I didn’t mention this earlier,
because I didn’t want people to run away from me, but
about five weeks ago I was diagnosed with the dreaded mononucleosis. It wasn’t
one of those horror story cases, but it was no walk in the
park, either. I was cranky and sweaty and tired as all get-out, and my spleen
was the size of a football. This is around the time I realized that they call
it “mono” because you end up friendless and alone.
But then one day there was a knock
at my door, and—lo and behold—standing on my threshold were a few of my
spiblings, bearing gifts of frankincense and myrrh and Pop-Tarts, so many Pop-Tarts, and Nilla Wafers and
Circus Animals—a big bag of Coop Store goodies to ease my pain. While my
first instinct was to give them a moderately generous tip and send them on
their merry way, I quickly recognized that this is only because I am a horrible
person, and I thought about it a little more and realized that the strange
burning sensation I felt in the pit of my stomach was not spleen juice fighting
to escape, but love.

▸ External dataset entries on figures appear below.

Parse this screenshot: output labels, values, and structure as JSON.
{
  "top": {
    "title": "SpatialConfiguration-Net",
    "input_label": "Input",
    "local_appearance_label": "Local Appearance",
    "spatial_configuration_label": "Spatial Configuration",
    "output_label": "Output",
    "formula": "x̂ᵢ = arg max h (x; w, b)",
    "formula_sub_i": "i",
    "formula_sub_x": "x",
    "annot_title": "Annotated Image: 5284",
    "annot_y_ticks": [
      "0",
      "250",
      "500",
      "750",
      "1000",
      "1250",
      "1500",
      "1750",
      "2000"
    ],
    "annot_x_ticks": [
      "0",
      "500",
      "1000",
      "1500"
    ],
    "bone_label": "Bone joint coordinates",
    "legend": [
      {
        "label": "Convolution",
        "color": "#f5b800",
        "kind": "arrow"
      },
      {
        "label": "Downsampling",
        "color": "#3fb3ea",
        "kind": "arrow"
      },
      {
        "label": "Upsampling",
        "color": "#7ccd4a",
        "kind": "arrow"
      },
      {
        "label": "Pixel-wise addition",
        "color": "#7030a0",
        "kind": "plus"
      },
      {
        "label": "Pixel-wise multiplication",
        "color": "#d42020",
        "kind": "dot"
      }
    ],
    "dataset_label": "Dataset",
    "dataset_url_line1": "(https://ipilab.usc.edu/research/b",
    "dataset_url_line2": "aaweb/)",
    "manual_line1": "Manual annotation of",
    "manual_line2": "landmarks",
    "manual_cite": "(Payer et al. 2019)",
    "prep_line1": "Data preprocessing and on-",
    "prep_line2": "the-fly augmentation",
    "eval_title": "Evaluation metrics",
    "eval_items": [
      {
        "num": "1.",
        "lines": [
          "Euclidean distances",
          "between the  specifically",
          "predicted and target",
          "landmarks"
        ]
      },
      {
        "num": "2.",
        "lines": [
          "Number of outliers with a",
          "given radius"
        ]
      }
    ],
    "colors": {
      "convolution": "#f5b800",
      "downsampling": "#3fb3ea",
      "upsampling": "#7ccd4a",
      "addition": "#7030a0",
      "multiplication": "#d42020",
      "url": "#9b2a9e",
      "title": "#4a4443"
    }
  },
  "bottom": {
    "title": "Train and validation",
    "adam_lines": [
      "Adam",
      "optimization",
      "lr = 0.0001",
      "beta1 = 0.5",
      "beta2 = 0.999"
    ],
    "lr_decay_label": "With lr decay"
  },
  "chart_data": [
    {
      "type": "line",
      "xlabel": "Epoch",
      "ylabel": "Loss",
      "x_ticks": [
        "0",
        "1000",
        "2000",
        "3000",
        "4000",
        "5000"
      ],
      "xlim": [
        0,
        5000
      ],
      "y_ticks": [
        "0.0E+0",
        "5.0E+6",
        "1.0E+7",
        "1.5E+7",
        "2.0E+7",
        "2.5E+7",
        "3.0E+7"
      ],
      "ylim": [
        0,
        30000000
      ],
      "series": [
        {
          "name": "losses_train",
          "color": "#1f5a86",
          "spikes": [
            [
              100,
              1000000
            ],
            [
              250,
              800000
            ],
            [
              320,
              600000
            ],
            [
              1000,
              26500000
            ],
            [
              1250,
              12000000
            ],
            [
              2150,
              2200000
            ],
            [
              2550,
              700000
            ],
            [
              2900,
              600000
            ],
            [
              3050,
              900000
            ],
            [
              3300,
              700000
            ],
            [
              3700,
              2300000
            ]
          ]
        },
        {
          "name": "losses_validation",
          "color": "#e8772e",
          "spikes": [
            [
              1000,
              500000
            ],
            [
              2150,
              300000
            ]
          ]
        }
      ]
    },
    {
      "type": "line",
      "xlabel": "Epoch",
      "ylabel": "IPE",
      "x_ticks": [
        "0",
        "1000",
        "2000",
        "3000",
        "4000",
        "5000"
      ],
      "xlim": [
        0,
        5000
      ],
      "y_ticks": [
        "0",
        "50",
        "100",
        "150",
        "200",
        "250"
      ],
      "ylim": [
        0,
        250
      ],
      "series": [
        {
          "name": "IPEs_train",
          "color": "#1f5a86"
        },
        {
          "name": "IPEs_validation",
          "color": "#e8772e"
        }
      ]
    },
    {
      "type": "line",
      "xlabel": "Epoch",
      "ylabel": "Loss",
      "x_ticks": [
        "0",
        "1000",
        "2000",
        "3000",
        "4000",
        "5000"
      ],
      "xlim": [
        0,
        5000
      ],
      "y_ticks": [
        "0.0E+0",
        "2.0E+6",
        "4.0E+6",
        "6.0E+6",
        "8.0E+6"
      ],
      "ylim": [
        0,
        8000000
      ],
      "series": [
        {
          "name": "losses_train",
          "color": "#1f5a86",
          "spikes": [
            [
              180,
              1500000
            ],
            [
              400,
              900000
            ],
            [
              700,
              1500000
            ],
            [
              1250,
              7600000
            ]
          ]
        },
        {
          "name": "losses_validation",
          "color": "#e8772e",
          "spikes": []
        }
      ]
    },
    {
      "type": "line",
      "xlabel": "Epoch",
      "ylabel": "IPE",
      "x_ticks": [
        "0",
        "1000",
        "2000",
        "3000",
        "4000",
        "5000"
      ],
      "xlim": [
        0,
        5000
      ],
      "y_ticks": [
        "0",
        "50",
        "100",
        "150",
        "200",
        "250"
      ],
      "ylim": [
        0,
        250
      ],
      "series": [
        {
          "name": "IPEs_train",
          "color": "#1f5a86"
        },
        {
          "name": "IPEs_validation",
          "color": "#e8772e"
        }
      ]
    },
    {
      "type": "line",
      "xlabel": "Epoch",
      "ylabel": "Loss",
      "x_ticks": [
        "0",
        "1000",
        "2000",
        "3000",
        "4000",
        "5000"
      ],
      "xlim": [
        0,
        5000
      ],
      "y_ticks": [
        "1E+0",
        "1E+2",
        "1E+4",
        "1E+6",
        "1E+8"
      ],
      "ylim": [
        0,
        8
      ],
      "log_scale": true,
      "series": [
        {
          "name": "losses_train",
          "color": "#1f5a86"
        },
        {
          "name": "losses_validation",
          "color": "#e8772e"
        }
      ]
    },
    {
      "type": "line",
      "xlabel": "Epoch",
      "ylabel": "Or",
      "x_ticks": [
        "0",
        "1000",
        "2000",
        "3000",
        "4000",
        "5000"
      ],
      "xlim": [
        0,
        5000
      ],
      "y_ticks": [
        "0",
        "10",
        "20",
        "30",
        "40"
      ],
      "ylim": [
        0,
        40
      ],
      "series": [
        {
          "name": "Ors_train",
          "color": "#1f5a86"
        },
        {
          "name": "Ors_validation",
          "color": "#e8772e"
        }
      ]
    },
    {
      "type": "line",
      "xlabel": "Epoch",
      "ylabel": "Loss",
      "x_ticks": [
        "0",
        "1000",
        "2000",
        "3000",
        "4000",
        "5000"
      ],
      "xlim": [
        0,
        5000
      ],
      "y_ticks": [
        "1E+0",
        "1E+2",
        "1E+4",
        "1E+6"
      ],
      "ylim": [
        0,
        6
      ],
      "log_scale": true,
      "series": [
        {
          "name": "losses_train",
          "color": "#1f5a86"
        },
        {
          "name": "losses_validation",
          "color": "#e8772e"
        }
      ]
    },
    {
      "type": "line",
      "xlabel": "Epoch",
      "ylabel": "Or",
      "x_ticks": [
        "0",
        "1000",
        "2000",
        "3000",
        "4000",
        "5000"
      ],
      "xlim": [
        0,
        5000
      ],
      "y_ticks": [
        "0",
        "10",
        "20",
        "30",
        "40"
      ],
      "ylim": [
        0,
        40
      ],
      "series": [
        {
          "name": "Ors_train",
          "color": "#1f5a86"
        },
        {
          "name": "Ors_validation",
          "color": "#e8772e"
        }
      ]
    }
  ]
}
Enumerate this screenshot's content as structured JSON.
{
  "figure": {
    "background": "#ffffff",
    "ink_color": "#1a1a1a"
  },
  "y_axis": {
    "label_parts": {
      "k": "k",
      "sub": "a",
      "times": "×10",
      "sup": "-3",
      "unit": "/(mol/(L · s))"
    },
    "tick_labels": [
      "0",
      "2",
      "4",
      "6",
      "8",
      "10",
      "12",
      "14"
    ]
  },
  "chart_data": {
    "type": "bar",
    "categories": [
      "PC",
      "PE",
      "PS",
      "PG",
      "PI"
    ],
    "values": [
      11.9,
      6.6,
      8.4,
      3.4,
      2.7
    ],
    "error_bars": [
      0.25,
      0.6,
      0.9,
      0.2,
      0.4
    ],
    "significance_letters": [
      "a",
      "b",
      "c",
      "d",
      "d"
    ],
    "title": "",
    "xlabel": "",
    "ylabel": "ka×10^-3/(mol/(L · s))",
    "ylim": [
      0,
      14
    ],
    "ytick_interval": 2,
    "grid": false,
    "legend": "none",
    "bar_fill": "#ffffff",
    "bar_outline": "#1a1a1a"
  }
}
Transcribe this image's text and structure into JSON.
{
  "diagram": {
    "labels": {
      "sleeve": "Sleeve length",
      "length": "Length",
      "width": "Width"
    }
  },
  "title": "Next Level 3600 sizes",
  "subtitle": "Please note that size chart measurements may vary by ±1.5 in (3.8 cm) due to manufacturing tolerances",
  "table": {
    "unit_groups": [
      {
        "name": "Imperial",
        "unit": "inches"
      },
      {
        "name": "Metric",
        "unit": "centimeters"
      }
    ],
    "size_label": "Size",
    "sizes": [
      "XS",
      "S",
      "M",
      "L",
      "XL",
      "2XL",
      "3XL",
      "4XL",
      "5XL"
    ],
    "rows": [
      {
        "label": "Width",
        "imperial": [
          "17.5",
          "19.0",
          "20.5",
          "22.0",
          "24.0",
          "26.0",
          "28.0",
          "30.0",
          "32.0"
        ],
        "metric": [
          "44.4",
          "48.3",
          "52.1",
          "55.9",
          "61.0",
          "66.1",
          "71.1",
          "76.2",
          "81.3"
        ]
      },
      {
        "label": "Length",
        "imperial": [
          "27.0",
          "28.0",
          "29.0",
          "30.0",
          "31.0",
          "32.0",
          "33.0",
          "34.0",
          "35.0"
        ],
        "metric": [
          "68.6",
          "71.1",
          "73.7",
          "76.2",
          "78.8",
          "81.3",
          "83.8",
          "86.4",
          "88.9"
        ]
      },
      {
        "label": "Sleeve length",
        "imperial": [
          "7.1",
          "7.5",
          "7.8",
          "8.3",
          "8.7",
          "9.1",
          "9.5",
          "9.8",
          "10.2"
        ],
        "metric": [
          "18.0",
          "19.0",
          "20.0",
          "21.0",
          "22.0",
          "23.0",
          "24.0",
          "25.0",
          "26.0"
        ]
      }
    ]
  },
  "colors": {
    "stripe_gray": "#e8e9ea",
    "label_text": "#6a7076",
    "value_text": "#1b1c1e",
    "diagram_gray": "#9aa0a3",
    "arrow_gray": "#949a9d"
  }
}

That’s right,
you know the one. It’s the kind of love you only get from living and showering
and cramming alongside of people who are going through the same serious
freshman year adjustment stuff that you are. It comes from watching movies with
them and wanting to kill them and helping them vomit. It comes from attending
their a cappella concerts and listening to them whine about problem sets you’ll
never understand and letting them cry all over your shirt and threatening to
move out or transfer to beauty school and collapsing on their beds at the
end of a long day. It’s about looking back and realizing that you guys didn’t
even know each other when your back
looked like something out of a snuff film and they sort of giggled and bore it
because they wanted to be friends just as desperately as you did, and that
you’re so much more than friends now, that—for all the dumb cliché value—you’re kind of family.
I know this hasn’t been everyone’s
experience this year, but the best part of this being the final issue of TSL is that nobody can issue a rebuttal,
and if there’s one thing I love more than my hall mates, it’s having the last
word. At any rate, I guess what I’m trying to say is that freshman year has
been really, really hard at times, but I’ve learned a lot—in class and out—and I wouldn’t trade any of the crazy people I learned with and from for
anything. At the end of the day, I think it all comes down to people. And this
is coming from a legally registered misanthrope, so you know it must be true.
This article is way too long, but I’m having a hard time letting go. When I send
this in, the reality of the situation will hit me and I’ll probably start
crying or something really gross. But nothing gold can stay, and I’ve got miles
to go before I get to Spanish class, so I’ll take my leave quickly and quietly.
Thanks for reading. I’ll see you next year.